Amalan yang Dianjurkan
Beberapa amalan yang dianjurkan pada malam-malam terakhir Ramadan antara lain:
- Memperbanyak salat malam (qiyamul lail)
- Membaca Al-Qur’an
- Memperbanyak istighfar dan doa
- Melakukan i’tikaf di masjid
- Memperbanyak sedekah
Salah satu doa yang diajarkan Rasulullah SAW ketika mencari Lailatul Qadar adalah:
“Allahumma innaka ‘afuwwun tuhibbul ‘afwa fa’fu ‘anni.”
Artinya: Ya Allah, Engkau Maha Pemaaf dan menyukai memaafkan, maka maafkanlah aku.

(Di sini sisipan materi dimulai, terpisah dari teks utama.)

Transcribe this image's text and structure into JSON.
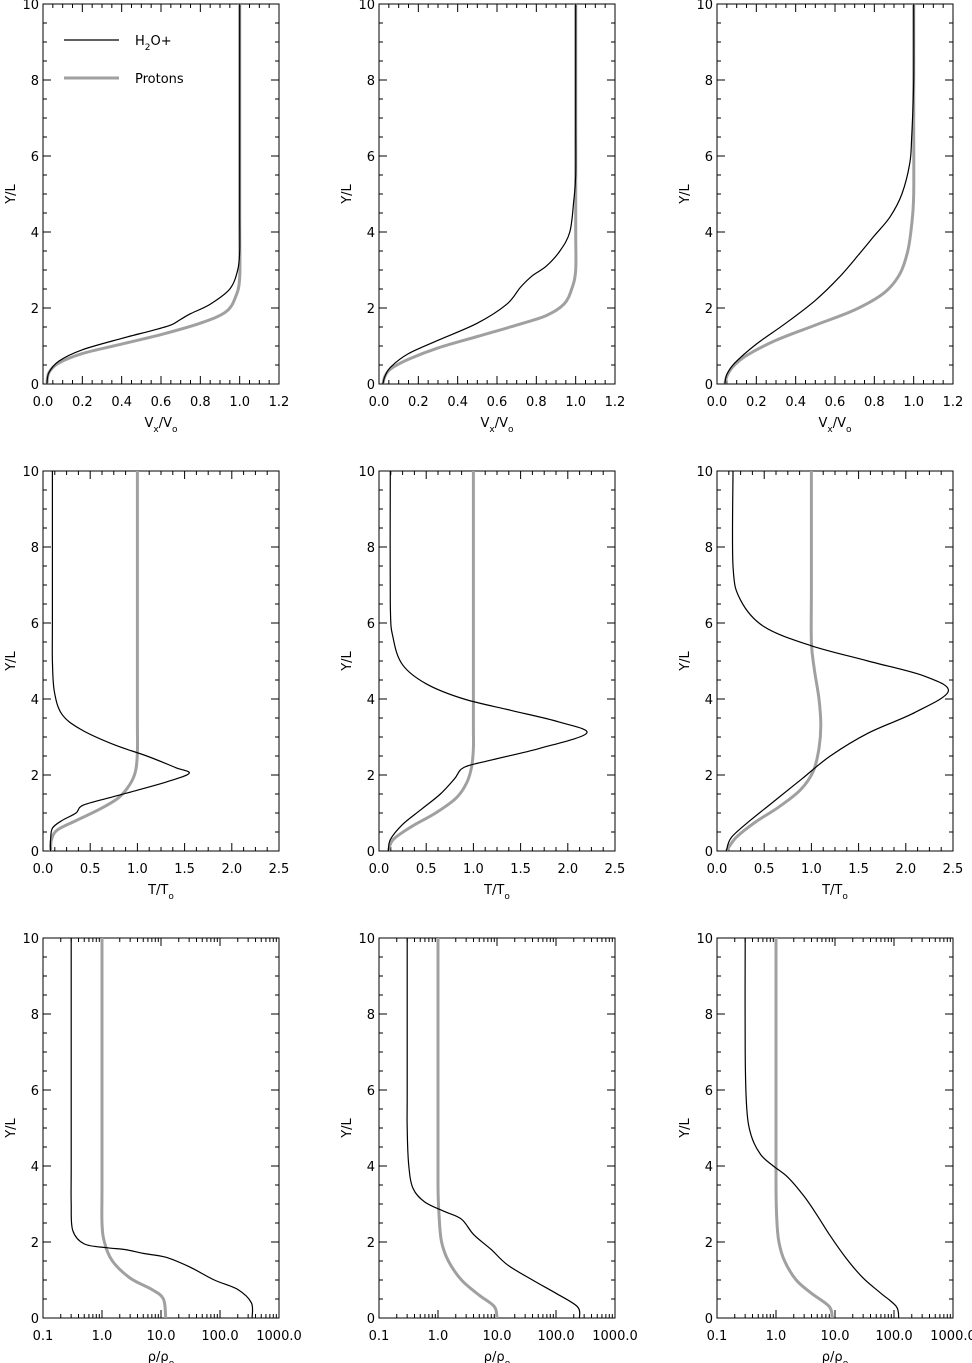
{
  "chart_data": [
    {
      "type": "line",
      "panel": "vx-1",
      "xscale": "linear",
      "xlabel": "V_x/V_o",
      "ylabel": "Y/L",
      "xlim": [
        0,
        1.2
      ],
      "ylim": [
        0,
        10
      ],
      "xticks": [
        "0.0",
        "0.2",
        "0.4",
        "0.6",
        "0.8",
        "1.0",
        "1.2"
      ],
      "yticks": [
        "0",
        "2",
        "4",
        "6",
        "8",
        "10"
      ],
      "legend": true,
      "series": [
        {
          "name": "H2O+",
          "color": "#000000",
          "x": [
            0.02,
            0.03,
            0.08,
            0.2,
            0.4,
            0.55,
            0.65,
            0.7,
            0.75,
            0.85,
            0.95,
            0.99,
            1.0,
            1.0,
            1.0,
            1.0
          ],
          "y": [
            0,
            0.3,
            0.6,
            0.9,
            1.2,
            1.4,
            1.55,
            1.7,
            1.85,
            2.1,
            2.5,
            3.0,
            3.5,
            4.5,
            6,
            10
          ]
        },
        {
          "name": "Protons",
          "color": "#a0a0a0",
          "x": [
            0.02,
            0.03,
            0.08,
            0.2,
            0.4,
            0.6,
            0.8,
            0.93,
            0.98,
            1.0,
            1.0,
            1.0,
            1.0
          ],
          "y": [
            0,
            0.3,
            0.55,
            0.8,
            1.05,
            1.3,
            1.6,
            1.9,
            2.3,
            2.8,
            4,
            6,
            10
          ]
        }
      ]
    },
    {
      "type": "line",
      "panel": "vx-2",
      "xscale": "linear",
      "xlabel": "V_x/V_o",
      "ylabel": "Y/L",
      "xlim": [
        0,
        1.2
      ],
      "ylim": [
        0,
        10
      ],
      "xticks": [
        "0.0",
        "0.2",
        "0.4",
        "0.6",
        "0.8",
        "1.0",
        "1.2"
      ],
      "yticks": [
        "0",
        "2",
        "4",
        "6",
        "8",
        "10"
      ],
      "legend": false,
      "series": [
        {
          "name": "H2O+",
          "color": "#000000",
          "x": [
            0.02,
            0.03,
            0.06,
            0.15,
            0.3,
            0.5,
            0.65,
            0.72,
            0.78,
            0.85,
            0.92,
            0.97,
            0.99,
            1.0,
            1.0,
            1.0
          ],
          "y": [
            0,
            0.2,
            0.45,
            0.8,
            1.15,
            1.6,
            2.1,
            2.55,
            2.85,
            3.1,
            3.5,
            4.0,
            4.8,
            5.5,
            7,
            10
          ]
        },
        {
          "name": "Protons",
          "color": "#a0a0a0",
          "x": [
            0.02,
            0.03,
            0.06,
            0.15,
            0.3,
            0.5,
            0.7,
            0.85,
            0.94,
            0.98,
            1.0,
            1.0,
            1.0,
            1.0
          ],
          "y": [
            0,
            0.2,
            0.4,
            0.65,
            0.95,
            1.25,
            1.55,
            1.8,
            2.1,
            2.5,
            3.0,
            4.0,
            6,
            10
          ]
        }
      ]
    },
    {
      "type": "line",
      "panel": "vx-3",
      "xscale": "linear",
      "xlabel": "V_x/V_o",
      "ylabel": "Y/L",
      "xlim": [
        0,
        1.2
      ],
      "ylim": [
        0,
        10
      ],
      "xticks": [
        "0.0",
        "0.2",
        "0.4",
        "0.6",
        "0.8",
        "1.0",
        "1.2"
      ],
      "yticks": [
        "0",
        "2",
        "4",
        "6",
        "8",
        "10"
      ],
      "legend": false,
      "series": [
        {
          "name": "H2O+",
          "color": "#000000",
          "x": [
            0.04,
            0.05,
            0.09,
            0.2,
            0.35,
            0.5,
            0.62,
            0.72,
            0.8,
            0.88,
            0.94,
            0.98,
            0.99,
            1.0,
            1.0
          ],
          "y": [
            0,
            0.25,
            0.55,
            1.05,
            1.6,
            2.2,
            2.8,
            3.4,
            3.9,
            4.4,
            5.0,
            5.8,
            6.5,
            8,
            10
          ]
        },
        {
          "name": "Protons",
          "color": "#a0a0a0",
          "x": [
            0.04,
            0.05,
            0.08,
            0.15,
            0.3,
            0.5,
            0.7,
            0.85,
            0.93,
            0.97,
            0.99,
            1.0,
            1.0,
            1.0
          ],
          "y": [
            0,
            0.2,
            0.45,
            0.75,
            1.15,
            1.55,
            1.95,
            2.4,
            2.9,
            3.5,
            4.2,
            5.0,
            7,
            10
          ]
        }
      ]
    },
    {
      "type": "line",
      "panel": "temp-1",
      "xscale": "linear",
      "xlabel": "T/T_o",
      "ylabel": "Y/L",
      "xlim": [
        0,
        2.5
      ],
      "ylim": [
        0,
        10
      ],
      "xticks": [
        "0.0",
        "0.5",
        "1.0",
        "1.5",
        "2.0",
        "2.5"
      ],
      "yticks": [
        "0",
        "2",
        "4",
        "6",
        "8",
        "10"
      ],
      "legend": false,
      "series": [
        {
          "name": "H2O+",
          "color": "#000000",
          "x": [
            0.08,
            0.08,
            0.1,
            0.2,
            0.35,
            0.42,
            0.7,
            1.0,
            1.35,
            1.55,
            1.4,
            1.1,
            0.75,
            0.4,
            0.2,
            0.12,
            0.1,
            0.1,
            0.1
          ],
          "y": [
            0,
            0.3,
            0.6,
            0.8,
            1.0,
            1.2,
            1.4,
            1.6,
            1.85,
            2.05,
            2.2,
            2.5,
            2.8,
            3.2,
            3.6,
            4.2,
            5.0,
            6.2,
            10
          ]
        },
        {
          "name": "Protons",
          "color": "#a0a0a0",
          "x": [
            0.08,
            0.09,
            0.15,
            0.35,
            0.6,
            0.8,
            0.92,
            0.98,
            1.0,
            1.0,
            1.0,
            1.0
          ],
          "y": [
            0,
            0.3,
            0.55,
            0.8,
            1.1,
            1.4,
            1.75,
            2.1,
            2.6,
            3.5,
            6,
            10
          ]
        }
      ]
    },
    {
      "type": "line",
      "panel": "temp-2",
      "xscale": "linear",
      "xlabel": "T/T_o",
      "ylabel": "Y/L",
      "xlim": [
        0,
        2.5
      ],
      "ylim": [
        0,
        10
      ],
      "xticks": [
        "0.0",
        "0.5",
        "1.0",
        "1.5",
        "2.0",
        "2.5"
      ],
      "yticks": [
        "0",
        "2",
        "4",
        "6",
        "8",
        "10"
      ],
      "legend": false,
      "series": [
        {
          "name": "H2O+",
          "color": "#000000",
          "x": [
            0.1,
            0.12,
            0.25,
            0.45,
            0.65,
            0.8,
            0.9,
            1.2,
            1.7,
            2.2,
            1.9,
            1.4,
            0.9,
            0.5,
            0.25,
            0.15,
            0.12,
            0.12
          ],
          "y": [
            0,
            0.3,
            0.7,
            1.1,
            1.5,
            1.9,
            2.2,
            2.4,
            2.7,
            3.1,
            3.4,
            3.7,
            4.0,
            4.4,
            4.9,
            5.6,
            6.5,
            10
          ]
        },
        {
          "name": "Protons",
          "color": "#a0a0a0",
          "x": [
            0.1,
            0.15,
            0.35,
            0.6,
            0.82,
            0.93,
            0.98,
            1.0,
            1.0,
            1.0,
            1.0,
            1.0
          ],
          "y": [
            0,
            0.3,
            0.65,
            1.0,
            1.4,
            1.8,
            2.2,
            2.7,
            3.2,
            4.0,
            6,
            10
          ]
        }
      ]
    },
    {
      "type": "line",
      "panel": "temp-3",
      "xscale": "linear",
      "xlabel": "T/T_o",
      "ylabel": "Y/L",
      "xlim": [
        0,
        2.5
      ],
      "ylim": [
        0,
        10
      ],
      "xticks": [
        "0.0",
        "0.5",
        "1.0",
        "1.5",
        "2.0",
        "2.5"
      ],
      "yticks": [
        "0",
        "2",
        "4",
        "6",
        "8",
        "10"
      ],
      "legend": false,
      "series": [
        {
          "name": "H2O+",
          "color": "#000000",
          "x": [
            0.1,
            0.15,
            0.35,
            0.6,
            0.9,
            1.2,
            1.6,
            2.1,
            2.45,
            2.2,
            1.6,
            1.0,
            0.5,
            0.25,
            0.17,
            0.17
          ],
          "y": [
            0,
            0.35,
            0.8,
            1.3,
            1.9,
            2.5,
            3.1,
            3.65,
            4.2,
            4.6,
            5.0,
            5.4,
            5.9,
            6.6,
            7.5,
            10
          ]
        },
        {
          "name": "Protons",
          "color": "#a0a0a0",
          "x": [
            0.1,
            0.2,
            0.4,
            0.65,
            0.88,
            1.02,
            1.08,
            1.1,
            1.08,
            1.03,
            1.0,
            1.0,
            1.0
          ],
          "y": [
            0,
            0.35,
            0.75,
            1.15,
            1.6,
            2.1,
            2.7,
            3.3,
            4.0,
            4.8,
            5.5,
            7,
            10
          ]
        }
      ]
    },
    {
      "type": "line",
      "panel": "rho-1",
      "xscale": "log",
      "xlabel": "ρ/ρ_o",
      "ylabel": "Y/L",
      "xlim": [
        0.1,
        1000
      ],
      "ylim": [
        0,
        10
      ],
      "xticks": [
        "0.1",
        "1.0",
        "10.0",
        "100.0",
        "1000.0"
      ],
      "yticks": [
        "0",
        "2",
        "4",
        "6",
        "8",
        "10"
      ],
      "legend": false,
      "series": [
        {
          "name": "H2O+",
          "color": "#000000",
          "x": [
            350,
            340,
            200,
            80,
            30,
            12,
            5,
            2.5,
            1.2,
            0.5,
            0.32,
            0.3,
            0.3,
            0.3,
            0.3
          ],
          "y": [
            0,
            0.4,
            0.75,
            1.0,
            1.35,
            1.6,
            1.7,
            1.8,
            1.85,
            1.95,
            2.3,
            3.0,
            4.0,
            6,
            10
          ]
        },
        {
          "name": "Protons",
          "color": "#a0a0a0",
          "x": [
            12,
            11,
            7,
            3,
            1.5,
            1.1,
            1.0,
            1.0,
            1.0,
            1.0
          ],
          "y": [
            0,
            0.5,
            0.75,
            1.05,
            1.5,
            2.0,
            2.5,
            3.5,
            6,
            10
          ]
        }
      ]
    },
    {
      "type": "line",
      "panel": "rho-2",
      "xscale": "log",
      "xlabel": "ρ/ρ_o",
      "ylabel": "Y/L",
      "xlim": [
        0.1,
        1000
      ],
      "ylim": [
        0,
        10
      ],
      "xticks": [
        "0.1",
        "1.0",
        "10.0",
        "100.0",
        "1000.0"
      ],
      "yticks": [
        "0",
        "2",
        "4",
        "6",
        "8",
        "10"
      ],
      "legend": false,
      "series": [
        {
          "name": "H2O+",
          "color": "#000000",
          "x": [
            250,
            230,
            100,
            40,
            15,
            8,
            4,
            2.5,
            1.3,
            0.6,
            0.38,
            0.32,
            0.3,
            0.3,
            0.3
          ],
          "y": [
            0,
            0.3,
            0.65,
            1.0,
            1.4,
            1.8,
            2.2,
            2.6,
            2.8,
            3.05,
            3.4,
            4.0,
            5.0,
            6,
            10
          ]
        },
        {
          "name": "Protons",
          "color": "#a0a0a0",
          "x": [
            10,
            9,
            5,
            2.5,
            1.5,
            1.15,
            1.05,
            1.0,
            1.0,
            1.0
          ],
          "y": [
            0,
            0.3,
            0.6,
            1.0,
            1.5,
            2.0,
            2.6,
            3.5,
            6,
            10
          ]
        }
      ]
    },
    {
      "type": "line",
      "panel": "rho-3",
      "xscale": "log",
      "xlabel": "ρ/ρ_o",
      "ylabel": "Y/L",
      "xlim": [
        0.1,
        1000
      ],
      "ylim": [
        0,
        10
      ],
      "xticks": [
        "0.1",
        "1.0",
        "10.0",
        "100.0",
        "1000.0"
      ],
      "yticks": [
        "0",
        "2",
        "4",
        "6",
        "8",
        "10"
      ],
      "legend": false,
      "series": [
        {
          "name": "H2O+",
          "color": "#000000",
          "x": [
            120,
            110,
            60,
            30,
            15,
            8,
            5,
            3,
            1.6,
            0.9,
            0.55,
            0.38,
            0.32,
            0.3,
            0.3
          ],
          "y": [
            0,
            0.3,
            0.65,
            1.05,
            1.6,
            2.2,
            2.7,
            3.2,
            3.7,
            4.0,
            4.3,
            4.8,
            5.5,
            7,
            10
          ]
        },
        {
          "name": "Protons",
          "color": "#a0a0a0",
          "x": [
            9,
            8,
            4,
            2.2,
            1.4,
            1.12,
            1.03,
            1.0,
            1.0,
            1.0
          ],
          "y": [
            0,
            0.3,
            0.65,
            1.0,
            1.5,
            2.0,
            2.6,
            3.5,
            6,
            10
          ]
        }
      ]
    }
  ],
  "legend": {
    "entries": [
      {
        "label": "H2O+",
        "color": "#000000"
      },
      {
        "label": "Protons",
        "color": "#a0a0a0"
      }
    ]
  }
}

Malam Lailatul Qadar merupakan malam paling mulia dalam bulan Ramadan. Meskipun tanggal pastinya tidak diketahui, hadis Nabi menunjukkan bahwa malam tersebut berada pada sepuluh malam terakhir Ramadan, terutama pada malam-malam ganjil seperti tanggal 21, 23, 25, 27, atau 29.
Karena itu, umat Islam dianjurkan untuk memperbanyak ibadah pada penghujung Ramadan, agar tidak melewatkan kesempatan meraih keberkahan dari malam yang lebih baik daripada seribu bulan tersebut.